Sunday, January 23, 2011

Frosted Flake Out

It doesn’t matter if it a low-key race, if you are training through, or if it is a flat course. A marathon is still a marathon, no matter the pace. So as much as I downplayed the Akasia 3-in-1 race, I still ran easy the day before and ate well. I spent Saturday drinking lots of water and avoiding the BBQ and margaritas. I was ready to run a solid marathon on Sunday. The problem was, the race was on Saturday.

I don’t know why I thought it was on Jan. 23rd. Everything I had done to prepare for this race told me it was Sunday. Every conversation I had implied the race was on this day. Why, oh why, was this race Saturday morning? People kept asking me how the race went and I was totally confused. But sure enough, Saturday morning had come and gone, and I missed it. For the first time in my life, I accidentally missed a race.

Bitter about my stupidity, I played some cards with friends and went home, determined to get in a long run in the morning. It was about 10pm. If I were racing I would have been in bed earlier. I would have risen at 4 to drive to the race. I rose at 7. It was pouring rain. I did not want to get out there, wet and miserable, chaffing the whole way. So I waited it out. The rain finally ceased around 830 and off I went, ignoring Sarah’s pleas to take money for drinks. I just left.

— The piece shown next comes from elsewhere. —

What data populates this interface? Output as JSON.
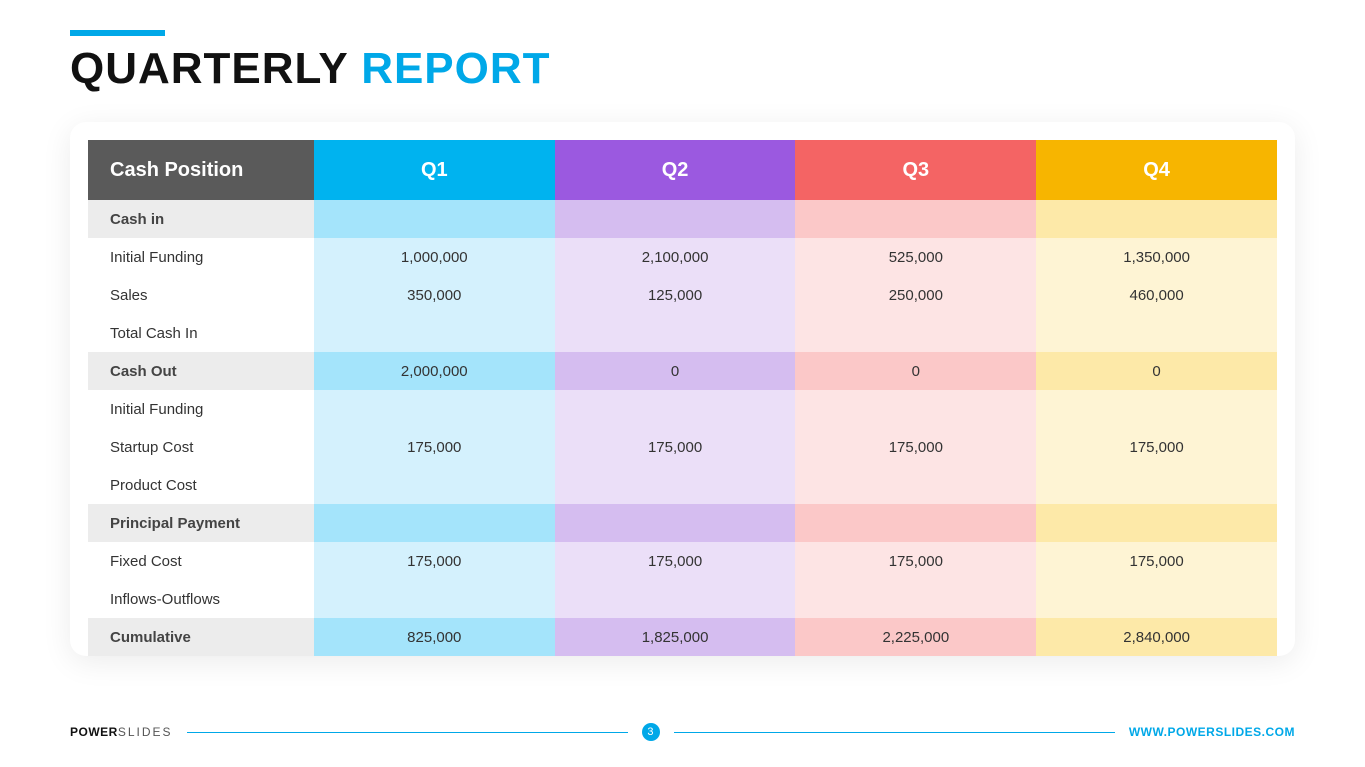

By 3 miles, the sun was wide open and toasting me. No, I didn’t bring sunscreen. I was baking. I turned at 10 miles and started to come back, taking in a Gu I had shoved in my shorts. But this route had 3 category 5 hills on it, and soon I started to suffer. When you go to a race, you rest well, hydrate well, wake early, eat smart, get in the mindset, and have thousands of people pulling you along with water stops every 2k. When you flake out, you struggle to get up, eat a bowl of Frosted Flakes, take no water, and begin a death march to the end. I nearly walked on a massive hill at 14 miles. But mile 19 was where I truly gained humility. I hit the wall and it was a miserable crawl to home.

Another crappy result from bonking is the soreness and depleted feeling for days after. I really screwed this up. If I had raced, I would have coasted a nice 3:20 and been running a day later. Now I was hating moving. But I rallied and went to running club on Thursday with an extra day off. Toeing the line in the time trial I was ready to run smart, backing off on the early hills and bringing it home on the 2nd lap. A 31 min effort would have been fine. But I cruised the first lap and found myself easily in front and finished in control for a 29:57 8k. It was my 3rd fastest time for the horribly hard course, yet a relatively ‘easy’ effort. Even some good can come from flaking out.

Thursday, January 20, 2011

Consistency is Key


Vacations are never good, for running that is. Let me draw a picture of my typical vacation: A long flight (no sleep, little liquid, massive time zone shift, losing a day to travel), staying up later than normal, getting up later than normal, eating out all the time (big breakfast, pizzas, burgers), drinking more (and we still aren’t talking about water), seeing the sights, justifying a break. Well, not all of that sounds too bad. But what is missing? Oh yes, running. Running on vacation sucks.

Here is what it looks like for me: After a long day getting somewhere, I grab a beer or two. I am already dehydrated. I have eaten crappy food all day and now it is very late. I wake up later than I want to find I am hungry from the lack of good food. It is usually humid/hot out, so rather than run I eat and try to find drinkable water. When I do, I plan the activities I want to do. Of course, by the time those wrap up, I am dehydrated again and it is too hot to go. So I take the day off. But my evening consists of beers, bad food, and staying up late again, of course.

What usually happens is I suffer through a run in hotter weather than usual, run shorter than usual, at a slower pace than usual. I run maybe every other day but it is not unusual to take 2-3 days in a row off. My fitness suffers and it takes weeks to return to a solid schedule. But not this time! I was gone for 12 days and ran 10 of them. I did hour efforts in the sun. I cruised down a trail or along a lagoon and closed in the 5:40s for the last mile several times. It has made all the difference.

The down side is I am tired. I did a 20 miler two weeks ago and I paid for it. Despite the fact that I ran it slow with water, it took a week to feel ok again and I have been tired. I threw down 8x300m on a hill this week and realized I can still turn and burn. Not to mention you are looking at the league champs in sand-beach volleyball! I will run a tune-up marathon nice and easy Sunday morning to set me up for Pietermaritzburg at the end of February. This will be a PR attempt to go into Ultra season on a high.